Serbian Prime Minister Aleksandar Vucic “vowed to deepen trade ties within the western Balkans after he takes over as president in June,” Politico is reporting.
According the website, Vucic said in an interview that “closer economic relations were the only way to overcome regional instability, particularly in Bosnia-Herzegovina, which he described as a ‘barrel of gunpowder’.”
Vucic, who on April 2 won Serbia’s presidential election in the first round, promised to “redouble efforts to create a free-trade zone across much of former Yugoslavia, including investments in essential infrastructure, such as a highway linking Belgrade and Sarajevo,” Politico is reporting, and quoting him as saying:
“If all the others will agree on it, we’ll become a market of 20 million people. That’s quite a significant market. We will be able to attract many more investors.”
The website said that Vucic’s initiative is backed by “Germany and the EU” and comes “amid growing concern in Europe and Washington that outside forces, in particular Russia and Turkey, are working behind the scenes to destabilize the region.”
According to the article, Vucic “displayed particular enthusiasm for infrastructure projects, summoning an aide at one point during the interview to fetch a map of proposed highway extensions to link Belgrade with Sarajevo and Pristina,” and suggested that “the benefit wouldn’t just be economic, the road would also bring the region’s disparate ethnic groups closer together.”
“It’s the old Yugoslavia, plus Albania. It’s a political idea but without jeopardizing their sovereignty. It will boost our economies,” Vucic said.
He also addressed the protests organized by those dissatisfied with the election result:
“Nobody intervened, we allowed them to protest. When you have all your rights to protest against someone without any kind of disturbance and interruption, that it is a sign of democracy. I’m very proud of that.”
Politico described Vucic as “a one-time aide to Yugoslav strongman Slobodan Milosevic” to then say that he “succeeded in keeping Serbia on a path toward EU membership, while also maintaining close relations with Russia, a traditional ally” – referring to this as “a balancing act he acknowledges ruffles feathers on both sides.”
“Nobody’s happy, to tell you the truth. But I’m the prime minister and will be the president of an independent country that has its own interests. I don’t hide anything. When I go to Moscow I always say we’re on our EU path and we would like to preserve the best possible political and economic ties with you. That’s exactly the same that I say in Washington and in Brussels,” he said.
Vucic also said that, as president, he would have more time to focus on Serbia’s strategic goals, such as joining the EU.
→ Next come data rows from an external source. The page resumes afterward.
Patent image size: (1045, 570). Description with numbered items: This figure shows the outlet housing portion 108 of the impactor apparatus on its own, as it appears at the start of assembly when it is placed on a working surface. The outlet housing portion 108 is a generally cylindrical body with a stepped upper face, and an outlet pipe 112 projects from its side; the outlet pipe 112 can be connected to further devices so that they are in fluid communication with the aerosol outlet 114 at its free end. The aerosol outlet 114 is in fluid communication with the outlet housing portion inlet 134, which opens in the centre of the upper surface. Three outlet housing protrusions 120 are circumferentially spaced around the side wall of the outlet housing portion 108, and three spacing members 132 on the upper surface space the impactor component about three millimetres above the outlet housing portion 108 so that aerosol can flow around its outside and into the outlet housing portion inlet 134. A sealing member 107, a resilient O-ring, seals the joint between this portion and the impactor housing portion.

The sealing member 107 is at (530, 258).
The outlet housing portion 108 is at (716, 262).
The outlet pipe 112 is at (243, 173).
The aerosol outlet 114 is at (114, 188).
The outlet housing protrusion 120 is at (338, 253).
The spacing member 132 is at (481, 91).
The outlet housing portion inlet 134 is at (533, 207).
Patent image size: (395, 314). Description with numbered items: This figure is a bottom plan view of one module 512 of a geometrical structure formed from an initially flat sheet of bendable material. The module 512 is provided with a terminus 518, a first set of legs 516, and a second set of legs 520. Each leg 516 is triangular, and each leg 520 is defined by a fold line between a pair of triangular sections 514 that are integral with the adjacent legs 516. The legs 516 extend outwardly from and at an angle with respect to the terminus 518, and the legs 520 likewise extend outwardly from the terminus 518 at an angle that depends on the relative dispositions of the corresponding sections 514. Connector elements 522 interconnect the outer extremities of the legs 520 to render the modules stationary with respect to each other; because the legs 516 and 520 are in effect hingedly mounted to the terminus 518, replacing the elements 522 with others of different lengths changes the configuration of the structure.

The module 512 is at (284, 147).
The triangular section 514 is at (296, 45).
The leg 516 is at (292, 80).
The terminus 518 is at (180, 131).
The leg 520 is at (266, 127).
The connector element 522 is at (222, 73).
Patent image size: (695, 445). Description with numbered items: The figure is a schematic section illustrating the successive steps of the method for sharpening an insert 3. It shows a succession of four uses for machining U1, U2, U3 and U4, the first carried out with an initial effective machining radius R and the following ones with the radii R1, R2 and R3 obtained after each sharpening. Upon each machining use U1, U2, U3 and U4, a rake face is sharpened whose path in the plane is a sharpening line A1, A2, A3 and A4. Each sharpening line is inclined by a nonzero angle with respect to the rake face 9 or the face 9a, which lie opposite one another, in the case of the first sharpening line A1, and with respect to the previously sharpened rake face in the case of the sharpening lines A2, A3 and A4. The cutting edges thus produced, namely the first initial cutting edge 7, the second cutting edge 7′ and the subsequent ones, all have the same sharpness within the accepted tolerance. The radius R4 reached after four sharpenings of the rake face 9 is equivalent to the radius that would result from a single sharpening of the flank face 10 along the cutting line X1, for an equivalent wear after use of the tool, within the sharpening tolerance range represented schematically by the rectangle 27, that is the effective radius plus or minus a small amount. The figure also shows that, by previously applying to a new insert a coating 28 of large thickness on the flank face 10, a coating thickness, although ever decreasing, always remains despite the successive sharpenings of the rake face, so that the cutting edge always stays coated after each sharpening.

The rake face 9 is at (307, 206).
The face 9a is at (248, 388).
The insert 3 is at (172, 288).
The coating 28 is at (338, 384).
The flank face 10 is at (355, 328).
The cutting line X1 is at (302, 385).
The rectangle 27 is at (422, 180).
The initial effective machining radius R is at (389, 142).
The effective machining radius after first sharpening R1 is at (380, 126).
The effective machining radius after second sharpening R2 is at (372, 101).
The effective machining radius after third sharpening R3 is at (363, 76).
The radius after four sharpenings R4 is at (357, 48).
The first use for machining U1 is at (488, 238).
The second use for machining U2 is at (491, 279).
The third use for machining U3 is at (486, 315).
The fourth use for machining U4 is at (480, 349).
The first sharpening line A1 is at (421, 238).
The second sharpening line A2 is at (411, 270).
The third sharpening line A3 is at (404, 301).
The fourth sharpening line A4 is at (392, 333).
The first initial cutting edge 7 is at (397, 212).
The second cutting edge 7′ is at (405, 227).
According to Politico, Vucic’s “key ally in Europe” is not in Brussels, but in Berlin.
He said that German Chancellor Angela Merkel was “worried” about the situation in the region, and that he was “profoundly grateful to her”:
“She takes care of the region. Without her support and presence here… we’d be lost in space. We’d have more very huge problems.”
According to Serbia’s prime minister and president-elect, “Bosnia remains the biggest threat to stability” in this region.